Nel centro di Firenze questa sera si disputava una caccia al tesoro a squadre. Quattro, presumo. Anche se io ne ho viste soltanto due: i Rossi e i Neri. Tutti americani, immagino. ‘Xcuse me, Santha Crhosce? Mah, io se non mi fanno la domanda rispettando le regole grammaticali non gli rispondo. Ma non perché sono stronza. Perché sono pìssera. A me la domanda me la devi fare nell’osservanza della costruzione sintattica dell’interrogativa anglosassone. Ci vuole il do? E allora ce lo devi mettere. E il do va messo prima del pronome e del verbo? Ovvia, allora fai le cose a modino: Excuse me, do you know where is Santa Croce Church, please? Allora io capisco. E allora io ti rispondo, anche volentieri, sempre nel rispetto della norma grammaticale: Yes, I do, look: just at the end of this street, straight on, good evening, you are welcome. Perdìo. Invece quel soggetto che viaggia spesso di fianco a me la grammatica non la sa però c’ha l’intuizione ed è aperto all’improvvisazione. ‘Xcuse me, Santha Crhosce? Oh, yeah: there! Poi mi fa: hai visto? C’è una caccia al tesoro in città.
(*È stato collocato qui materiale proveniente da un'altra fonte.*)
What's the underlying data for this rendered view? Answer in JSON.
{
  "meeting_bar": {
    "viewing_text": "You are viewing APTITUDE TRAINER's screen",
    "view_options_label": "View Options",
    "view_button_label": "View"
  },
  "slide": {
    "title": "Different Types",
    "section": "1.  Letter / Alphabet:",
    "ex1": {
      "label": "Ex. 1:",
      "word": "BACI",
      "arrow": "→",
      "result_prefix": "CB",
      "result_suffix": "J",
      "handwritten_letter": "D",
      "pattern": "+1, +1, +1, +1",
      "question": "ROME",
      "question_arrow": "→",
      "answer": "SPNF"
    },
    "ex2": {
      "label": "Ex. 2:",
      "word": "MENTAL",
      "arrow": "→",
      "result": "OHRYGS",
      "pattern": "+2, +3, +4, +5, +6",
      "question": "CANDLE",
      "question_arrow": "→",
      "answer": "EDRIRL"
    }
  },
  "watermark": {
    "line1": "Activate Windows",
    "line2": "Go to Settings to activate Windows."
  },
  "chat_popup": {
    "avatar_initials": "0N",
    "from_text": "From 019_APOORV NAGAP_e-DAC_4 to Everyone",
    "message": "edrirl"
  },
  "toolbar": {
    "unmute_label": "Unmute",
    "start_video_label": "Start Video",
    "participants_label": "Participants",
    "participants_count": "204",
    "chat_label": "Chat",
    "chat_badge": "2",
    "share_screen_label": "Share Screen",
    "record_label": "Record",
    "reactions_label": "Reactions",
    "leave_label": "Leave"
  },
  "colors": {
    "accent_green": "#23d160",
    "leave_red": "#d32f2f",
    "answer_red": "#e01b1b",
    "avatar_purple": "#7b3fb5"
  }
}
E così mi torna in mente quando le cacce al tesoro si facevano a Gastra, al campeggio estivo della parrocchia, e ce le organizzavano i grandi, che oltre a grandi erano pure sadici bene, e si divertivano un monte a complicarci la vita con domande impossibili, gare di resistenza e prove al fulmicotone. A volte la caccia al tesoro durava una notte intera, sicché con le torce via per i greppi, giù in fondo ai boschi, scarpe grosse e pantaloni lunghi per non graffiarsi le gambe, ogni tanto una sosta appuntellati a un albero per baciare quello che ci piaceva e poi via su di nuovo verso il monte, o alla base stabilita per le prove di cultura generale, o nei luoghi meno probabili per cercare il premio finale. Nove volte su dieci il tesoro era nella pancia squartata dell’albero cavo, un nocio, o forse un castagno, no, una quercia, una quercia di dimensioni epocali che non so cosa aveva schiantato a metà lasciandola aperta e concava, perfetta per custodire un pacco, una scatolina, un biglietto su cui c’era scritto il lemma che c’inebriava: tesoro.
Era una notte di odori e di emozione, di batticuori e paura del buio, di competizione e condivisione.
Non esisteva ancora quel film, non avevo ancora letto quei versi, non conoscevo ancora quel poeta, eppure avevo netta in me quella convinzione: “Andai nei boschi perchè volevo vivere con saggezza e in profondità e succhiare tutto il midollo della vita, sbaragliare tutto ciò che non era vita per non scoprire in punto di morte che non avevo vissuto.”